The global burden of invasive pneumococcal diseases, including pneumonia and sepsis, caused by Streptococcus pneumoniae, a Gram-positive bacterial pathogen, remains a major global health risk. The success of pneumococcus as a pathogen can be attributed to its ability to regulate the synthesis of capsular polysaccharide (CPS) during invasive disease. We previously reported that deletion of a putative lysine decarboxylase (LDC; ΔSP_0916) in pneumococcal serotype 4 (TIGR4) results in reduced CPS. SP_0916 locus is annotated as either an arginine or a LDC in pneumococcal genomes. In this study, by biochemical characterization of the recombinant SP_0916, we determined the substrate specificity of SP_0916 and show that it is an arginine decarboxylase (speA/ADC). We also show that deletion of the polyamine transporter (potABCD) predicted to import putrescine and spermidine results in reduced CPS, while deletion of spermidine synthase (speE) for the conversion of putrescine to spermidine had no impact on the capsule. Targeted metabolomics identified a correlation between reduced levels of agmatine and loss of capsule in ΔspeA and ΔpotABCD, while agmatine levels were comparable between the encapsulated TIGR4 and ΔspeE. Exogenous supplementation of agmatine restored CPS in both ΔpotABCD and ΔspeA. These results demonstrate that agmatine is critical for regulating the CPS, a predominant virulence factor in pneumococci.

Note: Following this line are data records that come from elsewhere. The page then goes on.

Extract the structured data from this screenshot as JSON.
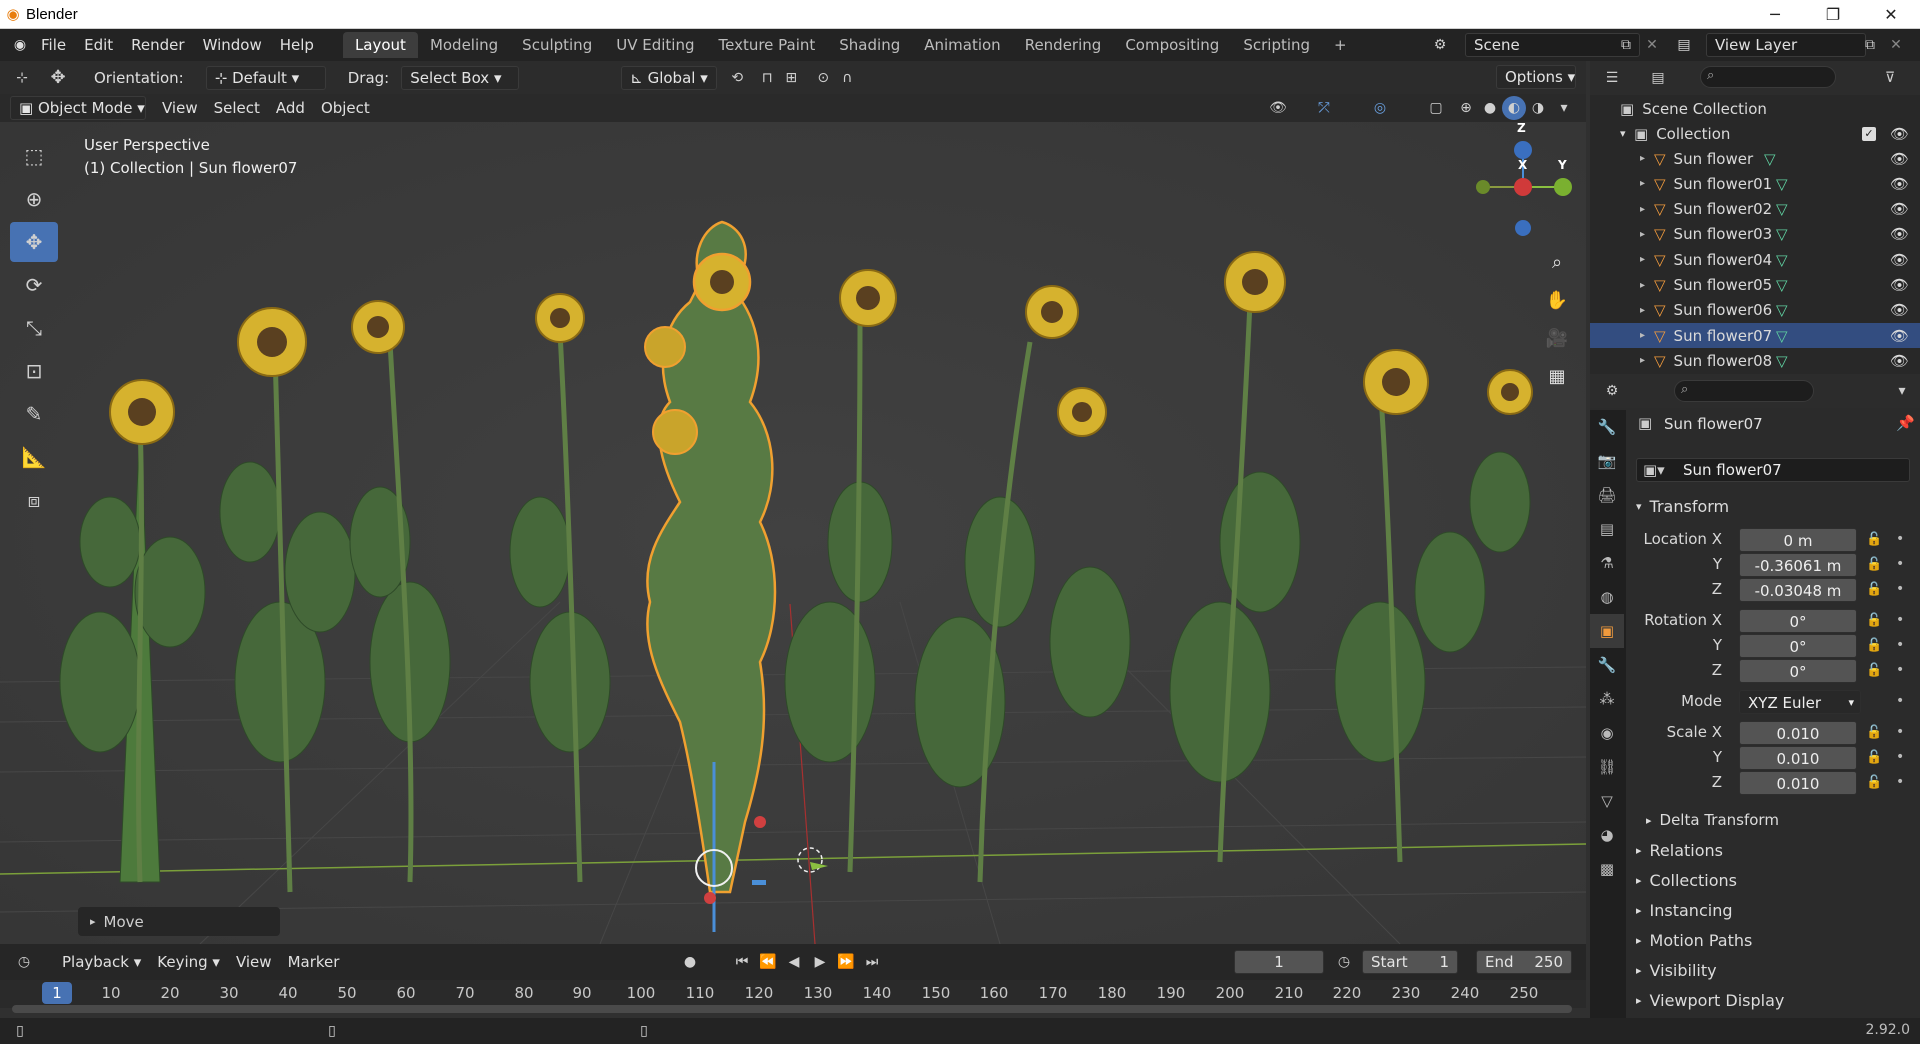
{
  "titlebar": {
    "app_title": "Blender",
    "minimize": "─",
    "maximize": "❐",
    "close": "✕"
  },
  "menu": [
    "File",
    "Edit",
    "Render",
    "Window",
    "Help"
  ],
  "workspaces": [
    "Layout",
    "Modeling",
    "Sculpting",
    "UV Editing",
    "Texture Paint",
    "Shading",
    "Animation",
    "Rendering",
    "Compositing",
    "Scripting"
  ],
  "workspace_add": "+",
  "scene": {
    "name": "Scene",
    "view_layer": "View Layer"
  },
  "tool_header": {
    "orientation_label": "Orientation:",
    "orientation_value": "Default",
    "drag_label": "Drag:",
    "drag_value": "Select Box",
    "transform_orientation": "Global",
    "options": "Options"
  },
  "view_header": {
    "mode": "Object Mode",
    "items": [
      "View",
      "Select",
      "Add",
      "Object"
    ]
  },
  "viewport": {
    "perspective": "User Perspective",
    "context": "(1) Collection | Sun flower07",
    "gizmo": {
      "z": "Z",
      "x": "X",
      "y": "Y"
    },
    "last_op": "Move"
  },
  "timeline": {
    "menus": [
      "Playback",
      "Keying",
      "View",
      "Marker"
    ],
    "current_frame": "1",
    "start_label": "Start",
    "start": "1",
    "end_label": "End",
    "end": "250",
    "ruler": [
      "10",
      "20",
      "30",
      "40",
      "50",
      "60",
      "70",
      "80",
      "90",
      "100",
      "110",
      "120",
      "130",
      "140",
      "150",
      "160",
      "170",
      "180",
      "190",
      "200",
      "210",
      "220",
      "230",
      "240",
      "250"
    ],
    "marker": "1"
  },
  "outliner": {
    "scene_collection": "Scene Collection",
    "collection": "Collection",
    "objects": [
      "Sun flower",
      "Sun flower01",
      "Sun flower02",
      "Sun flower03",
      "Sun flower04",
      "Sun flower05",
      "Sun flower06",
      "Sun flower07",
      "Sun flower08"
    ],
    "selected_index": 7
  },
  "properties": {
    "object_name": "Sun flower07",
    "object_field": "Sun flower07",
    "transform": "Transform",
    "location_label": "Location X",
    "rotation_label": "Rotation X",
    "scale_label": "Scale X",
    "y_label": "Y",
    "z_label": "Z",
    "location": [
      "0 m",
      "-0.36061 m",
      "-0.03048 m"
    ],
    "rotation": [
      "0°",
      "0°",
      "0°"
    ],
    "mode_label": "Mode",
    "mode_value": "XYZ Euler",
    "scale": [
      "0.010",
      "0.010",
      "0.010"
    ],
    "delta": "Delta Transform",
    "sections": [
      "Relations",
      "Collections",
      "Instancing",
      "Motion Paths",
      "Visibility",
      "Viewport Display"
    ]
  },
  "status": {
    "version": "2.92.0"
  },
  "colors": {
    "accent": "#4772b3",
    "selection": "#f0a030",
    "active_tab": "#f09a3d"
  }
}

由下列因素引起的包括肺炎和败血症在内的侵袭性肺炎球菌疾病的全球负担 肺炎链球菌革兰氏阳性细菌病原体仍然是主要的全球健康风险。肺炎球菌作为病原体的成功可归因于其在浸润性疾病期间调节荚膜多糖（CPS）合成的能力。我们先前曾报道，肺炎球菌血清型4（TIGR4）中假定的赖氨酸脱羧酶（LDC;ΔSP_0916）的缺失导致CPS降低。SP_0916基因座在肺炎球菌基因组中标注为精氨酸或LDC。在这项研究中，通过重组SP_0916的生化表征，我们确定了SP_0916的底物特异性，并证明它是精氨酸脱羧酶（特殊规格/ ADC）。我们还显示了多胺转运蛋白的缺失（potABCD）预计会进口腐胺和亚精胺导致CPS降低，而亚精胺合酶（速度），以将腐胺转化为亚精胺对胶囊没有影响。靶向代谢组学确定了胍丁胺水平降低与Δ胶囊丢失之间的相关性特殊规格 和ΔpotABCD，而包封的TIGR4和Δ之间的胍丁胺水平相当速度。外源补充胍丁胺可恢复CPS的两个ΔpotABCD 和Δ特殊规格。这些结果表明，胍丁胺对于调节CPS（肺炎球菌中的主要毒力因子）至关重要。